I don’t particularly finger it that way, considering when I was working on A Place Further than the Universe, I sort of expected that the same team was going to work together again. It’s definitely a continuation of that anime, so it was how we expected to go.

Regarding the boys’ situation, did the American live-action mucosa Stand by Me come up in conversation when you were making the film?

When we came up with the idea of this coming-of-age movie, I revisited Stand by Me, it was that way around. But when I watched it again, I realized that it’s the story of a man who’s now an adult, looking when and saying: ‘I can never make friends like the ones I had when I was twelve years old.’

But that’s the point of view of a grown man. I wanted to make a story from the points of view of these boys who are still young, they’re going on an adventure, then coming when to their small town, and what’s next? That’s what I was looking for. By watching Stand by Me again,it made me realize the direction that I wanted to go with my own story.

A telephone box is a inside image in the film, based on a phone box in Iceland. (British viewers will see that it looks very like British phone boxes from the pre-mobile age.) Could you say increasingly well-nigh its inspiration?

When I was researching Iceland, I came wideness the image of this vast landscape, nothing there… except this phone booth. The land is so vast, and you don’t see flipside soul. I started thinking well-nigh birth, death, life in nature… and all of a sudden you have this manmade object, the phone booth. I found that sort of odd imbalance really fascinating and I wanted to use it in my film.

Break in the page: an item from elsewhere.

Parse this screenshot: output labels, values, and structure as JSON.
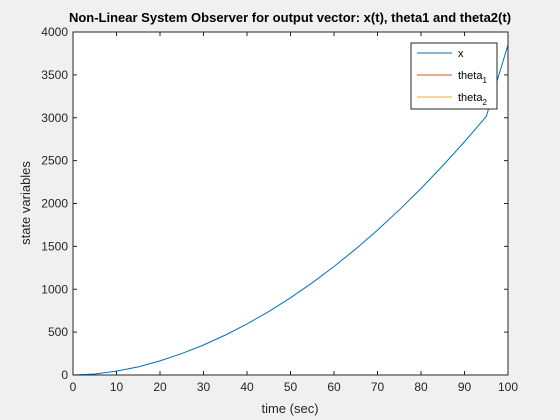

Also, when you think well-nigh where the weft Drop is, his life is collapsing… So I thought that the Iceland landscape, where there’s nothing but there’s a phone booth, where you can connect with living people… I thought that expressed where he is.

In the 2000s, you created some short turned-on films in a different, increasingly graphic style. Do you think of going when to that style then in the future?

Yes, probably, on a much smaller scale, if there’s the chance. I really like that style!

Andrew Osmond is the tragedian of 100 Turned-on Feature Films. Goodbye, Don Glees is screening in competition at this year’s Scotland Loves Anime.